One-Sentence Takeaway: The rule that a driver is not chargeable with negligence when he or she is suddenly stricken by a physical illness that he or she had no reason to anticipate, rendering him or her unconscious, does not extend to mental illnesses.

Summary: Defendant rear-ended one vehicle and then, after leaving the scene of that accident, crashed into Plaintiffs’ car a short time later. Defendant had engaged in bizarre behavior before and after the second collision, and claimed she had lost control of her actions due to mental illness. Plaintiffs sued her for negligence.

Before trial, Defendant successfully moved for summary judgment on the ground that Plaintiffs’ injuries resulted from Defendant’s sudden, unanticipated mental disorder, and not from any negligence on her part.  However, the court of appeal reversed the judgment.
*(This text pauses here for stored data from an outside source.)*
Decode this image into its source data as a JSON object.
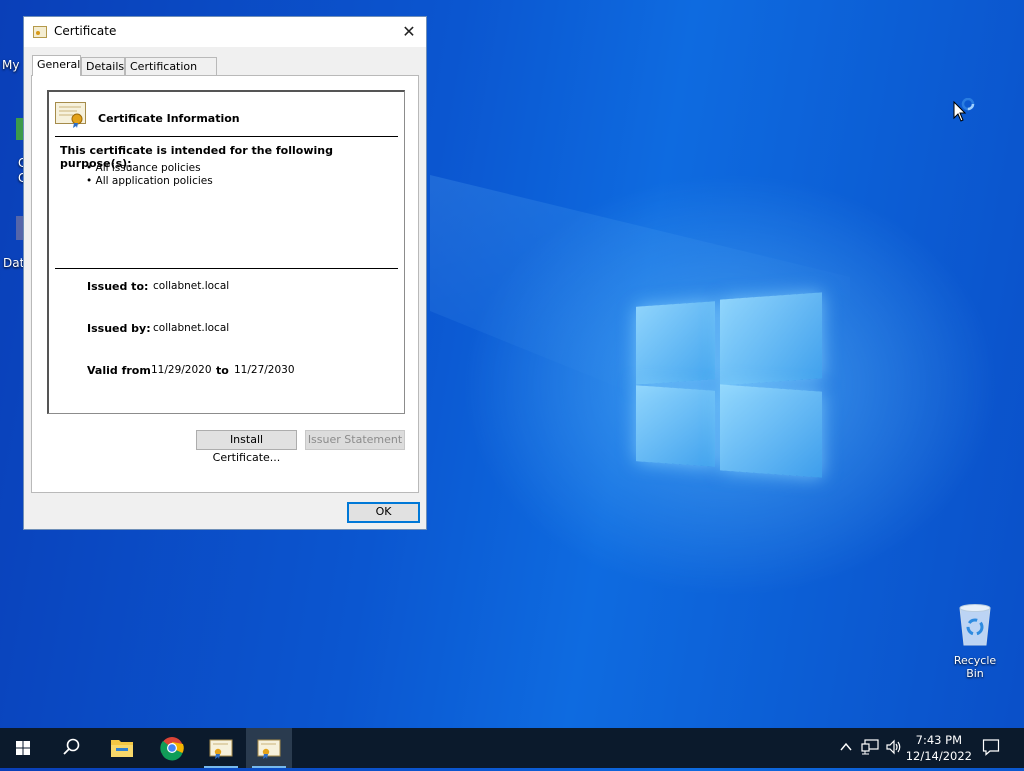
{
  "desktop": {
    "left_icons": [
      {
        "label": "My"
      },
      {
        "label": "C"
      },
      {
        "label": "C"
      },
      {
        "label": "Data"
      }
    ],
    "recycle_bin_label": "Recycle Bin"
  },
  "dialog": {
    "title": "Certificate",
    "close_glyph": "✕",
    "tabs": [
      {
        "label": "General",
        "active": true
      },
      {
        "label": "Details",
        "active": false
      },
      {
        "label": "Certification Path",
        "active": false
      }
    ],
    "info_title": "Certificate Information",
    "purpose_title": "This certificate is intended for the following purpose(s):",
    "purposes": [
      "• All issuance policies",
      "• All application policies"
    ],
    "issued_to_label": "Issued to:",
    "issued_to": "collabnet.local",
    "issued_by_label": "Issued by:",
    "issued_by": "collabnet.local",
    "valid_from_label": "Valid from",
    "valid_from": "11/29/2020",
    "valid_to_label": "to",
    "valid_to": "11/27/2030",
    "install_button": "Install Certificate...",
    "issuer_statement_button": "Issuer Statement",
    "ok_button": "OK"
  },
  "taskbar": {
    "time": "7:43 PM",
    "date": "12/14/2022",
    "icons": [
      "windows-start-icon",
      "search-icon",
      "file-explorer-icon",
      "chrome-icon",
      "certificate-icon",
      "certificate-icon"
    ]
  },
  "colors": {
    "accent": "#0078d7",
    "taskbar": "#0b1a2c",
    "desktop_blue": "#0b56d0"
  }
}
The appellate court first confirmed that California follows the rule that, “one who is suddenly stricken by an illness, which he had no  to anticipate, while driving an automobile, which renders it impossible to control the car, is not chargeable with negligence.” The court observed that Defendant in this case was urging the court to extend the foregoing rule to any illness, without distinction between physical and mental illness. The court of appeal declined to do so, citing the widely followed common law principle, codified by statute in California in section 41, that mentally ill and mentally disabled persons are liable for conduct that does not conform to the standards of a reasonable person.  The court also found no basis for “barring mental illness as a defense to negligence but allowing sudden mental illness as a complete defense.”

The court also considered the fact that Defendant in this case had asserted a sudden onset of mental illness. She did not claim any form of brain disease, neurological condition, or other physical disorder.  The court took great pains to distinguish between unforeseen physical conditions, such as a sudden heart attack or fainting, which the case law has consistently treated as negating liability, and the onset of mental illness, to which the common law continues to attach liability. The court observed that the common law distinction between mental and physical illness is reflected in the Restatement Second of Torts, sections 283 B and 283 C which provide, respectively, that “insanity or other mental deficiency” does not relieve the actor from liability for negligence, but if an actor is “ill or otherwise physically disabled” the standard of conduct to which he must conform is that of a reasonable person with a like disability.